The only danger that could lead to this tightening is the possibility of Mr. Berisha's escape. So, from today until Thursday, when the Parliament decides, SPAK must guard the subject. Of course, like Berisha's biggest enemies, the prosecutors know that someone who didn't run away once during the siege won't run away even now when the blockade, even though it seems harsh, is a cardboard wall.

Why then?

SPAK is clearly being instructed or acting under extra-institutional, meaning political, directives. Analysis of the facts leads to only one conclusion. A pact between Rama and SPAK allows the latter to prove itself as a worthy representative of the new justice and the American investment in this reform. At the heart of this pact is a red line that SPAK cannot cross. Around the line, Altin Dumani and his team can do whatever they want but go there and back. With both feet on this line, Edi Rama, Erion Veliaj, and 2-to three other people, probably a family member, should not be touched. In return, Rama allows Dumani, with no fuss, to investigate everyone else in the government or administration, asking him for something in return: the prosecution of Sali Berisha. Without the latter, Rama, regardless of power, would have difficulty surviving pressure from his party. The socialists could not understand nor forgive how their people fell, and nothing touched Berisha when Rama himself kept them in the hope of his punishment. At least for January 21, the victims of which he led to the ambush, among others, enacted by one of his current mayors.  

A party leader who allows free kicking of his own, even handing it over to SPAK warning of the investigation and dismissing them from office, can be strong but vulnerable. 

Knowing that neither SPAK nor the Americans will speak, Rama builds a narrative that helps him electorally. Have you heard him say up and down that he and SP did the justice reform, not the Anglo-Americans?

The whole scheme is also facilitated by a weak player, who, just in case, waits for his second chance: Lulzim Basha. He remains in the shadows after the arrest of Sali Berisha. Sali Berisha is his obstacle to being prime minister for those few around Basha.

This is the scheme, and through it, SPAK operates. In any situation, this could be a scheme for the state driven by a raison d'etat if it were not at its core the consequence of leaving the country without opposition or appointing the opposition.
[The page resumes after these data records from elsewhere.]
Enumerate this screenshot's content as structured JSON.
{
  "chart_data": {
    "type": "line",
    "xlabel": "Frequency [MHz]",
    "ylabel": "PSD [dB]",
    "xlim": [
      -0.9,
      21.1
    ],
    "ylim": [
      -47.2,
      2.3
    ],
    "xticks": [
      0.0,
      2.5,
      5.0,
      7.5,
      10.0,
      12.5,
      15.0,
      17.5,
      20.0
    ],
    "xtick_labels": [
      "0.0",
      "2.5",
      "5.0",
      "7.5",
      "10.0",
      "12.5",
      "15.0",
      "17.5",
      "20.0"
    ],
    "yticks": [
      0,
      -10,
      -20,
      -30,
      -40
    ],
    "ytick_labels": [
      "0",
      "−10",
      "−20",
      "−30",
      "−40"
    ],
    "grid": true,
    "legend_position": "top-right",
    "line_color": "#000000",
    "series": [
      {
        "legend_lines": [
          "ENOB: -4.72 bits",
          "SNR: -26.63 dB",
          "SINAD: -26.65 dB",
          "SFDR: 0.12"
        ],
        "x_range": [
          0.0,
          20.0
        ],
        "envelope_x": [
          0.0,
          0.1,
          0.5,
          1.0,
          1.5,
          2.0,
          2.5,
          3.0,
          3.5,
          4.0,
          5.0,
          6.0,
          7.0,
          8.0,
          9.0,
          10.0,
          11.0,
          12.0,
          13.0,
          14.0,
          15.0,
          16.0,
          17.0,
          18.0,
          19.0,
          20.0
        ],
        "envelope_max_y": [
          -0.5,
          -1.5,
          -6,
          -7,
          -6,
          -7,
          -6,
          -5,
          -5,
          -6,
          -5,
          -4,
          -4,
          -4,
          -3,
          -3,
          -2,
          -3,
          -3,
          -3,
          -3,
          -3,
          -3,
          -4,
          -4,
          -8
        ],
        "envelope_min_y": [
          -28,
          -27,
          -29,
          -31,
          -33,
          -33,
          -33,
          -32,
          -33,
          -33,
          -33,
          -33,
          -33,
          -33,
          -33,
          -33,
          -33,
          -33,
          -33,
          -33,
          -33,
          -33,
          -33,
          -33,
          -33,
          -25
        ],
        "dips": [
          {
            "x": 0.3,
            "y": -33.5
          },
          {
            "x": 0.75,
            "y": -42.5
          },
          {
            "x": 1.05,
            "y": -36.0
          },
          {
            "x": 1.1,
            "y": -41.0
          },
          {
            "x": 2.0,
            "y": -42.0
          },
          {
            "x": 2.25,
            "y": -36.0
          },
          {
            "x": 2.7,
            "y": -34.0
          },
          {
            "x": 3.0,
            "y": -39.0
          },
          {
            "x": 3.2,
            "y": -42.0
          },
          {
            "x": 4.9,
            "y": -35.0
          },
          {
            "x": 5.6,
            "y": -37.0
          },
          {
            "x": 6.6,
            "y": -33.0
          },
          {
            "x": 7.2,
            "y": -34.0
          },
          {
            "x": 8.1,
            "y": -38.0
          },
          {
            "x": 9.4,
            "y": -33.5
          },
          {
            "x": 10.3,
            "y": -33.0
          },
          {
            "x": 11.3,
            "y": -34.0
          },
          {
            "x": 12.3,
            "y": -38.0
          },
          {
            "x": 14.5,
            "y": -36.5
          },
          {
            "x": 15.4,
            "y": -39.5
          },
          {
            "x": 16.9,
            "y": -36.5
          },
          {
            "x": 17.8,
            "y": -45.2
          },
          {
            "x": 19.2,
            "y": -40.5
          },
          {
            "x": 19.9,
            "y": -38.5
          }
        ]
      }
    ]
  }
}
If SPAK were composed of men and women who see their institution as a fragment of the rule of law, which is an almost eternal notion, they would also make this calculation. The decision to participate in the destruction of the opposition, to possibly build the 'new justice,' and 'end impunity' is a Jacobin dream.

And, at least readers and history students know what happens at the end of Jacobean dreams: those who run the guillotine end up one day on its cold blade, not as heroes, but as excesses.